I think that the record and this color reflect a certain duality that is present in life. You can either land at the bottom of the ocean or get to [the] highest of heights. It’s definitely not just about dancing and having a good time; it’s also about healing and learning to enjoy music again.
The new songs are so much more dynamic compared to your first record. Why this shift towards the dance floor?
Everyone in the band loves rhythms from various cultures and we also enjoy electronic music, a lot! But the main idea for a dance-oriented record grew out of our experiences with playing live; the energies we felt along with the audience.
You all come from the jazz scene, which might not be so readily apparent upon first listen, but the influence is clearly there, and I can imagine that it comes out more when you play live. What have you learned from jazz? How has it enriched your music-making?
Yes, we have a background in jazz, and I guess it gives us a sense of freedom in being able to bounce ideas around and improvise on stage. It also helped us discover many other musical styles, from Brazilian jazz through Caribbean disco, and traces of these found their way into our new record.
Is it already possible to play live in Switzerland? What are some of the precautions that need to be taken? There are various solutions that are being tested around the globe, from people sitting on spaced-out chairs to dancing inside bubbles…

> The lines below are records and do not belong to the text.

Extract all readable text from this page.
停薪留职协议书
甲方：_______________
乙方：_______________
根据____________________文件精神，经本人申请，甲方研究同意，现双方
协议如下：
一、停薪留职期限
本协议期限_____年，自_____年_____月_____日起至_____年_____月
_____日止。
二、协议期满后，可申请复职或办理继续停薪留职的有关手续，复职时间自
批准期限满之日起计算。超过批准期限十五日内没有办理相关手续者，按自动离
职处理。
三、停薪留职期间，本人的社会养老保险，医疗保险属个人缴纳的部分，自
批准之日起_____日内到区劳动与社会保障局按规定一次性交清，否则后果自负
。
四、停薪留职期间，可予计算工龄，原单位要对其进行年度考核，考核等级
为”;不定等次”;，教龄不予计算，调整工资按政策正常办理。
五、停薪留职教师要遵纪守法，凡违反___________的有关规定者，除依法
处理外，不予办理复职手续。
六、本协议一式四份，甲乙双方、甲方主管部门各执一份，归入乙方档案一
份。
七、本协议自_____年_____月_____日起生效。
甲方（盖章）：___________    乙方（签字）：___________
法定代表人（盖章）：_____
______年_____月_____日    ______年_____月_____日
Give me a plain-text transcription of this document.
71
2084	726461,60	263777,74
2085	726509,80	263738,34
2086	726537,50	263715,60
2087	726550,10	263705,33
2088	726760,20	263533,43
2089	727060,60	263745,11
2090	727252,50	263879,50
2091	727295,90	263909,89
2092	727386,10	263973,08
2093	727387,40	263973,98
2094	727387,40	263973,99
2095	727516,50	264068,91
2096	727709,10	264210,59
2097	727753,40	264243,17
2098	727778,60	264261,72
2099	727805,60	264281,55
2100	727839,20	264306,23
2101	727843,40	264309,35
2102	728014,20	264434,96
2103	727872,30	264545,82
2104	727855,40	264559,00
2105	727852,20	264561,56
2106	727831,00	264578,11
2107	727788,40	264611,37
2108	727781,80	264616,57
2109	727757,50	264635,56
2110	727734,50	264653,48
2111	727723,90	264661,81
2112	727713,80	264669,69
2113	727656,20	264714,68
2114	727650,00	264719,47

At the moment events up to 300 visitors are allowed, with restrictions (small groups, keeping distance, name tracing, etc…) I went to a gig the other day and had to sit an assigned area.
What’s next for you as a band?
We have a tour around Switzerland coming up in September, and we’re going to put out a new EP with our friends from ski club Toggenburg, who make techno with modular synths. We are currently working on our live set. It’s definitely gonna be fun to play the new songs on stage, finally!